Fresh and sleazy
Great floods of the future, the ghosts of development deals past
One of the highlights of this past year for Bites was the opportunity to leave behind the sleaze and corruption of this capital city and hang out for a couple of days with one Leon Hunsaker of Hugo, Ore.
Hunsaker is a retired meteorologist and TV weatherman who has spent a good chunk of his long and accomplished life studying the Great Flood of 1862, which nearly wiped Sacramento off the map.
He thinks that something like the “Noachian deluge” of 1862 (after the Biblical Noah) or the ARkStorm (derived from “Atmospheric River 1,000” and is also a Noah reference, again) will return, and that Sacramento’s flood system just isn’t ready for it.
For reasons too complicated to go into here, hydrologists at the U.S. Army Corps of Engineers think Hunsaker’s wrong (see “The weatherman,” SN&R Feature Story, June 21). He has challenged the Army Corps to debate him, but no luck. Couldn’t even wrangle a spot at the annual California Extreme Precipitation Symposium in Davis, even though the theme this year was the 150-year anniversary of the Great Flood.
Well, perhaps the weatherman can take some satisfaction in a big article due to appear in Scientific American next month, which offers some scary support to his hypothesis. In “The Coming Megafloods,” hydrologist Michael Dettinger and B. Lynn Ingram, a professor of Earth and planetary science and geography, detail new evidence gleaned from sediment layers around the Bay Area and Southern California that 1862-style storms have been routinely pounding the area every 100 to 200 years, and climate change could mean more.
Did Bites mention it’s the 150-year anniversary of California’s Great Flood?
After reading the early online version of the story, Bites wasn’t sure whether to call up Hunsaker and congratulate him on being ahead of the curve or to let him know that Bites is packing up the family and moving to Hugo.
California Musical Theatre is pulling the plug on the Cosmopolitan Cabaret after four years and an awful lot of city money. The Sacramento Housing and Redevelopment Agency subsidized development of the building on 10th and K streets, originally an old Woolworth’s store, to the tune of about $10 million. Oh, and don’t forget the $3 million that the city spent buying up the property.

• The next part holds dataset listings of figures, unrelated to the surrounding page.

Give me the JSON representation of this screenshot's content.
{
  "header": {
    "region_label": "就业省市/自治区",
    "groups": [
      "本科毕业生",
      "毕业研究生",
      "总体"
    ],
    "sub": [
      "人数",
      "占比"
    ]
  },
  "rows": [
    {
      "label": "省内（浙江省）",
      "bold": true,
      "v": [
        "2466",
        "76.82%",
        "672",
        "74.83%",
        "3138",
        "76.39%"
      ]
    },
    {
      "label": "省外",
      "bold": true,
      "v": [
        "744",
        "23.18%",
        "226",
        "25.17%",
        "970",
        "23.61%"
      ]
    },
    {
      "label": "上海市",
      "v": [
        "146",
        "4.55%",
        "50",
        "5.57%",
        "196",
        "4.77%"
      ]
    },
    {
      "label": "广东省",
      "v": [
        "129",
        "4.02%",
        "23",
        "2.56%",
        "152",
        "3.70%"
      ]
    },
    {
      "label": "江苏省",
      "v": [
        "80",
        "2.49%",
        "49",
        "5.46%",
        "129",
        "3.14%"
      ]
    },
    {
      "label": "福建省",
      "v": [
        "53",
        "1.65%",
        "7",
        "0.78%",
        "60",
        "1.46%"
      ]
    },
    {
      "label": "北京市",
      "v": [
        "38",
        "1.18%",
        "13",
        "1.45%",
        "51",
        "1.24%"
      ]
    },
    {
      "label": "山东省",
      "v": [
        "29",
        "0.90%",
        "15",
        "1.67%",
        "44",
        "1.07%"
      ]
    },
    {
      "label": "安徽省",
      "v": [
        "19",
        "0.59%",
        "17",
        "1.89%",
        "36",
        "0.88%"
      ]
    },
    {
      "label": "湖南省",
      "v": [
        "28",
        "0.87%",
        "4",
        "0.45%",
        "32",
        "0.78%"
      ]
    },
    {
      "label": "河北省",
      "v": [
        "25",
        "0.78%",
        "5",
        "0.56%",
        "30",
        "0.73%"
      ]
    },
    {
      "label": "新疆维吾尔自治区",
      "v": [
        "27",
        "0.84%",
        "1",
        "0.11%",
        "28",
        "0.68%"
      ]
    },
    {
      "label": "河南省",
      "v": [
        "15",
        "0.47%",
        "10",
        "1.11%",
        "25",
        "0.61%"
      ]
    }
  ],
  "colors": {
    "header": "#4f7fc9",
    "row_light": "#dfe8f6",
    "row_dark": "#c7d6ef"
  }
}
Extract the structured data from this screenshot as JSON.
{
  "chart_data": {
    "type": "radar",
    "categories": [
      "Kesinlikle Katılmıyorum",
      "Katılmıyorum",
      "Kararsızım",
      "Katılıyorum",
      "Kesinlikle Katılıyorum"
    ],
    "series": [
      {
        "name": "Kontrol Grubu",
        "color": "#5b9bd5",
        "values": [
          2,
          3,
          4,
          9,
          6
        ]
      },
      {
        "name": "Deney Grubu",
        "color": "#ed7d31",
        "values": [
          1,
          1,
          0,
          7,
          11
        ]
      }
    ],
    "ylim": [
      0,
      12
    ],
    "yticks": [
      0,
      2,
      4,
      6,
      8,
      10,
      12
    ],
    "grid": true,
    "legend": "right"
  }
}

The project also included some dining and a nightclub, the whole package. But it was the theater that justified the city money; it was the bait for the big development subsidy. Now comes the switch, albeit four years later. Some other Paragary Restaurant Group joint will go in there. Fine, but not what the city paid for, not by a long shot. And no, it wasn’t intentional, but a bait and switch nonetheless. And now that the developers David Taylor and the CIM Group are getting ready to sell off that block for a profit, how much of its money is the city going to get back? Better be careful, or folks might start to grow a bit cynical about redevelopment. Not that anyone will remember after a couple of months. Bites will, for a little while. It’s not weird.
But is it weird that Bites thought recently again about that Fresh & Easy store on El Camino Avenue and Del Paso Boulevard in north Sacramento? You know, the one that’s just a parking lot and a concrete pad with some wires sticking out of it? Remember when the SHRA loaned the company $2 million to build the parking lot and other infrastructure for the much-needed grocery store, but then Fresh & Easy never built it? Remember? No?
The company kept building stores in other neighborhoods, but never got around to north Sac. Comes word now that F&E’s parent company, Tesco, which is like the British version of Walmart, is getting ready to sell off its Fresh & Easy stores. Tesco CEO Philip Clarke said that a strategic review of the chain reveals that “acceptable returns will take too long relative to other opportunities.”
Wonder if Clarke ever thought about getting into the redevelopment game?
Anyway, it looks like the completion date of the world’s slowest grocery-store construction project has been moved back to never. And that’s about when Bites expects the $2 million to be paid back to the city. No worries, soon forgotten.
Hey, someone should call up the neighborhood’s new city Councilman Allen Warren and tell him to straighten that grocery-store thing out. And hey, speaking of Allen Warren and redevelopment and a bunch of money that ought to be paid back … oh, never mind, no one remembers anyway.